It is easy to discount innovation as it resides in a human blind spot, the future, and for that reason economists and scientists alike, unable to measure it, discount it.
Just as the unknown gives rise to superstition, the immeasurably of the future gives rise to science's equivalent ... conjecture.
Of course, the future always arrives with technology in hand and the carcasses of conjecture can be found from Malthusian Doctrine to Global Warming to Peak Oil.
Salon:
Are we living at the beginning of the Age of Fossil Fuels, not its final decades? The very thought goes against everything that politicians and the educated public have been taught to believe in the past generation. According to the conventional wisdom, the U.S. and other industrial nations must undertake a rapid and expensive transition from fossil fuels to renewable energy for three reasons: The imminent depletion of fossil fuels, national security and the danger of global warming.
What if the conventional wisdom about the energy future of America and the world has been completely wrong? …

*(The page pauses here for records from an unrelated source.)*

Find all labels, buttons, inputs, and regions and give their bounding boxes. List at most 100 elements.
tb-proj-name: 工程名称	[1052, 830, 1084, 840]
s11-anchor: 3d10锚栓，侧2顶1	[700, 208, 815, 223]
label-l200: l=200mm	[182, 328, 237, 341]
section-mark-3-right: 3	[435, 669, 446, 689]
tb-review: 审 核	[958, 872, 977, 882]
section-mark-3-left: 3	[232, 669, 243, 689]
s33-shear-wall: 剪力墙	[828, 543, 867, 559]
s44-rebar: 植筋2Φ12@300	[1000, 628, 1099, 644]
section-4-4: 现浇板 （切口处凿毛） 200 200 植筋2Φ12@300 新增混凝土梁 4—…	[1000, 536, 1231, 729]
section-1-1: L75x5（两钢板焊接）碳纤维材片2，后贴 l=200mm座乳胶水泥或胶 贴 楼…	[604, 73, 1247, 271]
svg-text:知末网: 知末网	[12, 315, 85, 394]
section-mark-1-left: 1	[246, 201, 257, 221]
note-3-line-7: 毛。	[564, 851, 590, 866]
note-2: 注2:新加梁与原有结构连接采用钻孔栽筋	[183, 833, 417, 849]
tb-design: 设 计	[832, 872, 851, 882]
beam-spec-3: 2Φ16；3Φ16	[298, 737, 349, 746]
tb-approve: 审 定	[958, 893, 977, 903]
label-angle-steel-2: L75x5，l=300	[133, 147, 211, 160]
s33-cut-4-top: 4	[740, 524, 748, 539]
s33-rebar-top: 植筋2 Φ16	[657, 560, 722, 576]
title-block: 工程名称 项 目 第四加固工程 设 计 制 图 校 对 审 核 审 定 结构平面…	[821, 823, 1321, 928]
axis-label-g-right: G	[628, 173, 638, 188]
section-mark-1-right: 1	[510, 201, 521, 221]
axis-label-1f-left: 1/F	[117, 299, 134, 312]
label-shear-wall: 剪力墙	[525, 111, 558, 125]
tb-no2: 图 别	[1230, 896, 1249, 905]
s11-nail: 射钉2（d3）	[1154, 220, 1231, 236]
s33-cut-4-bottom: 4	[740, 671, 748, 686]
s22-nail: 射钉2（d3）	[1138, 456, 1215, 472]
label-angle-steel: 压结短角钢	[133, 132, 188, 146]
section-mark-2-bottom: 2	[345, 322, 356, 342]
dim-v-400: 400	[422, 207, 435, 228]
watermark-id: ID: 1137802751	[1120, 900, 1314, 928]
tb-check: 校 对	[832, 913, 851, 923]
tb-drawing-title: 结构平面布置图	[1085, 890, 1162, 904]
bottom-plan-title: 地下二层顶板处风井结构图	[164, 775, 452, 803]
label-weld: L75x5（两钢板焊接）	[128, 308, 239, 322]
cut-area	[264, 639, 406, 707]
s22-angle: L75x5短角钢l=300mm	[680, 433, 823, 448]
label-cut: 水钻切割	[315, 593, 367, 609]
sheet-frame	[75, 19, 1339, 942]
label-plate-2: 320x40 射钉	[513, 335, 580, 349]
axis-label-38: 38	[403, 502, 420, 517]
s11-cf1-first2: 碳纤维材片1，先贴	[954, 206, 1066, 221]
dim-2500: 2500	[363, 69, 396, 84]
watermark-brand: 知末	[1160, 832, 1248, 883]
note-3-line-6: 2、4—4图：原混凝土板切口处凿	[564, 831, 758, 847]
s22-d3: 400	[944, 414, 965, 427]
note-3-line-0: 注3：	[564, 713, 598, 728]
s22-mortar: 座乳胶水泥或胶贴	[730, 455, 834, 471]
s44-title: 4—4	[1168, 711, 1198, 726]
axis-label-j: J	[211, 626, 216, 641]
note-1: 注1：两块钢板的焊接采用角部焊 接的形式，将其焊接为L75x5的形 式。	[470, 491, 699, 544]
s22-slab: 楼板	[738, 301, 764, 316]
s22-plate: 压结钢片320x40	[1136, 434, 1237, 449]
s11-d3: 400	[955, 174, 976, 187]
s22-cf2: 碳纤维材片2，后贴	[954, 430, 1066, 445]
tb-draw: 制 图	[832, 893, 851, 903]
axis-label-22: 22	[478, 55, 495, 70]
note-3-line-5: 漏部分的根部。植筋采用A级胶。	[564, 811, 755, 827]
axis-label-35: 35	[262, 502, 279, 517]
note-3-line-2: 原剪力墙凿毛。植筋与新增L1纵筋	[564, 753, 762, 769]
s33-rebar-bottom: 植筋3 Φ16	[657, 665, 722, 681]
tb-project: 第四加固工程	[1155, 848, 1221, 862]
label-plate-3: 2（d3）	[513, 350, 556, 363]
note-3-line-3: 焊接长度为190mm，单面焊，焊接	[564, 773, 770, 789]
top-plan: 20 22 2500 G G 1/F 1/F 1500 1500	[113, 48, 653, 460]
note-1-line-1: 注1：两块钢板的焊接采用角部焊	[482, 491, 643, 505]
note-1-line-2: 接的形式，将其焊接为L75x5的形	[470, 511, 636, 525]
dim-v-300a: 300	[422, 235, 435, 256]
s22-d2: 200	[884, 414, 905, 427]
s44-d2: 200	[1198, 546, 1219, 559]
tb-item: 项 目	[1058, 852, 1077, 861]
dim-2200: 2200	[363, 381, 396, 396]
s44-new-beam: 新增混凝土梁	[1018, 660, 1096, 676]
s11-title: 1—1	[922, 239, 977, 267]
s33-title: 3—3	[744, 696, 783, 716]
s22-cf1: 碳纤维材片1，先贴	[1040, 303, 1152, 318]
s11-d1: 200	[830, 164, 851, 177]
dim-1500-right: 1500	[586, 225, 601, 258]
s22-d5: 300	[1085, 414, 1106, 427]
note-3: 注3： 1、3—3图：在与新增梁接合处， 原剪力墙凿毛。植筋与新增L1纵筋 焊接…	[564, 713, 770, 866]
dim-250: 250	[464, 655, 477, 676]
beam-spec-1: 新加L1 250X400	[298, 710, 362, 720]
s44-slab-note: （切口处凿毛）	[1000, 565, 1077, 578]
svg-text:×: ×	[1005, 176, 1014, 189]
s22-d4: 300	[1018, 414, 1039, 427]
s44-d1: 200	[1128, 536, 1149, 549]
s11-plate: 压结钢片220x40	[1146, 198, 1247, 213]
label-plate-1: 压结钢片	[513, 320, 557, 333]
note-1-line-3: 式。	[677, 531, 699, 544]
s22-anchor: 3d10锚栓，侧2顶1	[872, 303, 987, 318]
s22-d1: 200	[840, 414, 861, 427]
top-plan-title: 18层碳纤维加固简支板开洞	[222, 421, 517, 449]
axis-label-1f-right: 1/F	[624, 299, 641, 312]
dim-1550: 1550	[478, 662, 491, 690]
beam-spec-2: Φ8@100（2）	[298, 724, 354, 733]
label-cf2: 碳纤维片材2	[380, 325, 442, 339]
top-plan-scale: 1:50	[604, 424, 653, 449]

If gas hydrates as well as shale gas, tight oil, oil sands and other unconventional sources can be tapped at reasonable cost, then the global energy picture looks radically different than it did only a few years ago. Suddenly it appears that there may be enough accessible hydrocarbons to power industrial civilization for centuries, if not millennia, to come.
So much for the specter of depletion, as a reason to adopt renewable energy technologies like solar power and wind power. Whatever may be the case with Peak Oil in particular, the date of Peak Fossil Fuels has been pushed indefinitely into the future. What about national security as a reason to switch to renewable energy?
The U.S., Canada and Mexico, it turns out, are sitting on oceans of recoverable natural gas. Shale gas is combined with recoverable oil in the Bakken “play” along the U.S.-Canadian border and the Eagle Ford play in Texas. The shale gas reserves of China turn out to be enormous, too. Other countries with now-accessible natural gas reserves, according to the U.S. government, include Australia, South Africa, Argentina, Chile, France, Poland and India.
It makes one wonder how long the antifrackers will play the part of Don Quixote and how much damage they will do tilting at our windmills.